The competition cheer teams placed first in two different events after competing in the state championships for the third year in a row Saturday, Feb. 26.
Junior Keira Murray explained within the cheer squad, there are two teams: Traditional and Game Day. Traditional includes more difficult stunts and tumbling, while Game Day focuses on getting the crowd engaged, she explained.
The Traditional team won by 34 points, while the Game Day team won by 40 points over St. Francis DeSales High School.
In the Traditional routine, there is a music section with stunt elites, a pyramid, standing tumbling, running tumbling and dance, and a separate cheer section. In Game Day, there is a band dance, a sideline, a cheer and a fight song, Head Coach Brooke Wojcik explained.
Teams are judged based on difficulty, execution and the overall impression left on the judges. This year, the teams’ main focus was on upgrading stunts, where most points are earned, Wojcik said.
Wojcik said that going to states differed this year because they were able to compete in person for the first time since 2020.
“With the competition being online last year, it was hard to keep the energy up without an audience,” Wojcik said. “It was harder than expected, but with being in person, it’s easier to pump yourself up.”
Preparing for an in-person competition was a big change for the team, senior captain Kara Kilbourne said.
“This year, you only have one shot to do it correctly, so that adds a little bit more stress, especially for the younger people,” Kilbourne explained.
Kilbourne added that their team’s overall skill level and technique has improved since winning their last two state titles in 2019 and 2020.
“We definitely are stronger in our tumbling, and we have gained a lot more freshmen this year,” she said.
The team has also done a considerable amount of preparation, with practices lasting around two to three hours, four times a week, then every day closer to the competition, Murray explained.
The team also worked out in the weight room every Tuesday and Thursday for an hour before practices, Kilbourne said.
Wojcik added that the team owes a lot of their success to strength and conditioning coach Jesse Padgett, who created workout routines to improve skills and strength.
“Since we started working with him in 2020, I have been blown away by how much we have advanced our skills,” Wojcik said.
Freshman Annabelle Mugler said that while the team sacrificed a lot of time to make it to states, it was worth it.
“We have a lot of practice for competition, but it’s so worth it because we get to go out there and have fun,” she said.
Mugler said she felt confident going into the competition despite having never competed in person for high school cheer before.
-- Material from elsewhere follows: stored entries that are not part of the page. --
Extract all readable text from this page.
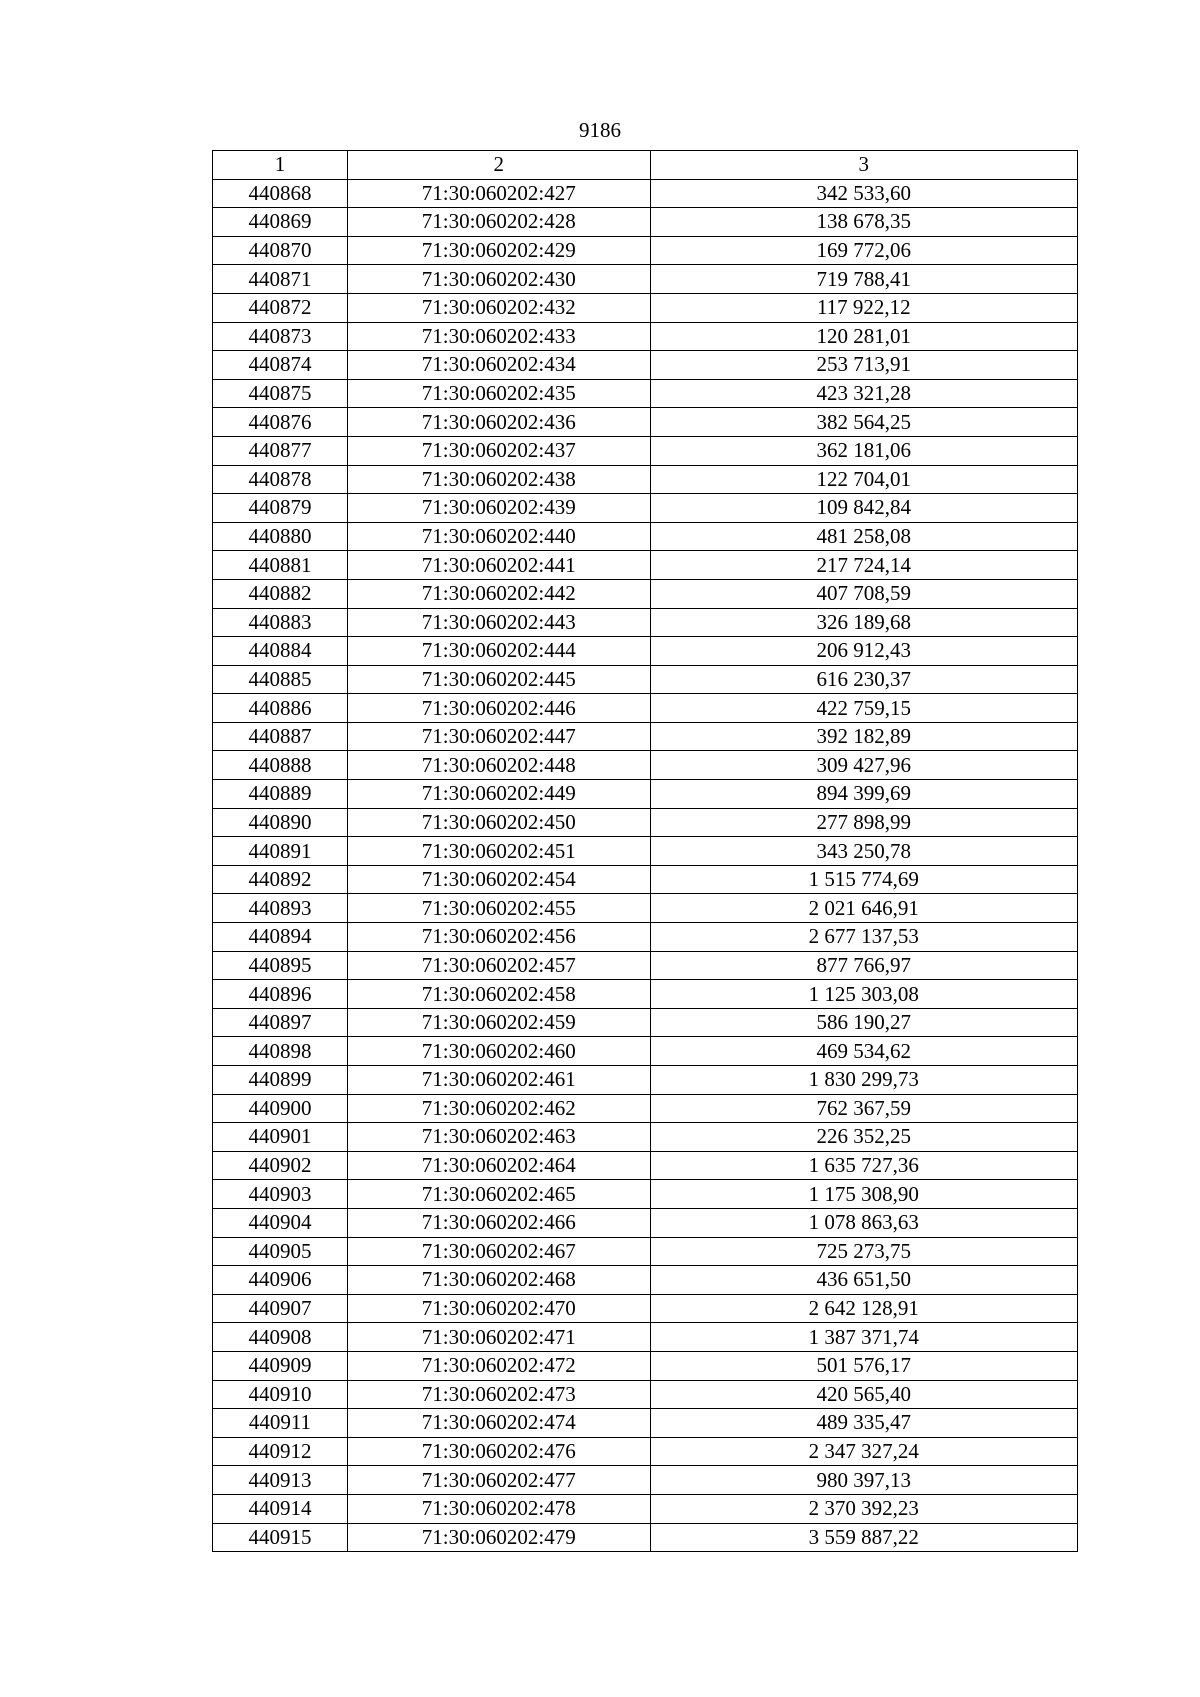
9186
1	2	3
440868	71:30:060202:427	342 533,60
440869	71:30:060202:428	138 678,35
440870	71:30:060202:429	169 772,06
440871	71:30:060202:430	719 788,41
440872	71:30:060202:432	117 922,12
440873	71:30:060202:433	120 281,01
440874	71:30:060202:434	253 713,91
440875	71:30:060202:435	423 321,28
440876	71:30:060202:436	382 564,25
440877	71:30:060202:437	362 181,06
440878	71:30:060202:438	122 704,01
440879	71:30:060202:439	109 842,84
440880	71:30:060202:440	481 258,08
440881	71:30:060202:441	217 724,14
440882	71:30:060202:442	407 708,59
440883	71:30:060202:443	326 189,68
440884	71:30:060202:444	206 912,43
440885	71:30:060202:445	616 230,37
440886	71:30:060202:446	422 759,15
440887	71:30:060202:447	392 182,89
440888	71:30:060202:448	309 427,96
440889	71:30:060202:449	894 399,69
440890	71:30:060202:450	277 898,99
440891	71:30:060202:451	343 250,78
440892	71:30:060202:454	1 515 774,69
440893	71:30:060202:455	2 021 646,91
440894	71:30:060202:456	2 677 137,53
440895	71:30:060202:457	877 766,97
440896	71:30:060202:458	1 125 303,08
440897	71:30:060202:459	586 190,27
440898	71:30:060202:460	469 534,62
440899	71:30:060202:461	1 830 299,73
440900	71:30:060202:462	762 367,59
440901	71:30:060202:463	226 352,25
440902	71:30:060202:464	1 635 727,36
440903	71:30:060202:465	1 175 308,90
440904	71:30:060202:466	1 078 863,63
440905	71:30:060202:467	725 273,75
440906	71:30:060202:468	436 651,50
440907	71:30:060202:470	2 642 128,91
440908	71:30:060202:471	1 387 371,74
440909	71:30:060202:472	501 576,17
440910	71:30:060202:473	420 565,40
440911	71:30:060202:474	489 335,47
440912	71:30:060202:476	2 347 327,24
440913	71:30:060202:477	980 397,13
440914	71:30:060202:478	2 370 392,23
440915	71:30:060202:479	3 559 887,22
Mugler was not the only cheerleader to experience the in-person state competition for the first time, Wojcik added.
“We competed with seven freshmen on our teams this year,” she said. “Some of those kids have never competed in person before.”
Additionally, the team’s biggest strength this season was teamwork, trust and a positive attitude, Kilbourne said.
“Everybody needs to trust each other for the stunts to work,” she said. “For example, the flyers need to trust the backspots that they won’t fall.”
The leadership from the seniors and captains helped to build trust, Wojcik said.
“I think having the seniors really pushes the underclassmen and gives them someone to look up to because they know what it’s like to win in person,” she explained.
Because the team had a target on their back, Wojcik explained they had to make harder routines to defend their state title.
“[The opposing teams] know that we are going to come out strong, but I think that it’s important to us to keep improving each year,” she said.
The team also faced challenges leading up to states, Wojcik said.
Wojcik explained that the team struggled when a cheerleader suffered an injury a week and a half before states, as well as when a member had to quarantine due to COVID-19 the Sunday before competition.
“Luckily, we have had three alternatives who attended all of our practices and know the routines well,” she said.
Despite making major rearrangements days before states, the girls pulled through, Wojcik said.
“I am so proud of this team’s ability to roll with the punches and make it work no matter what,” she said. “I think it shows so much dedication and maturity.”
Wojcik said that an additional challenge was that the team was the first to compete in their division. When a team is first, judges can give that team a lower score in order to compare to the following teams, placing them at a disadvantage, she explained.
Wojcik also said the team will take hits next year as nine seniors are graduating.
“I think losing them is such a big loss, but I think the upcoming classes will really step up to keep the tradition,” she stated.
Wojcik said she looks forward to next season and is confident in the underclassmen’s ability to step up and take the lead.
“I think we have the skill to keep winning, and I feel like we are in a good place for next year,” she said.
Wojcik also said she wanted to address the misconception that the cheer team’s titles were an easy win.
“I hope people start to put some respect on our name,” she said. “It’s not easy at all. We just happen to be pretty good at what we do.”
Overall, the team is happy with the outcome and is excited for the future, Wojcik said.
“We went out and hit difficult routines the best we could and we’re proud of what we put on the floor,” she said.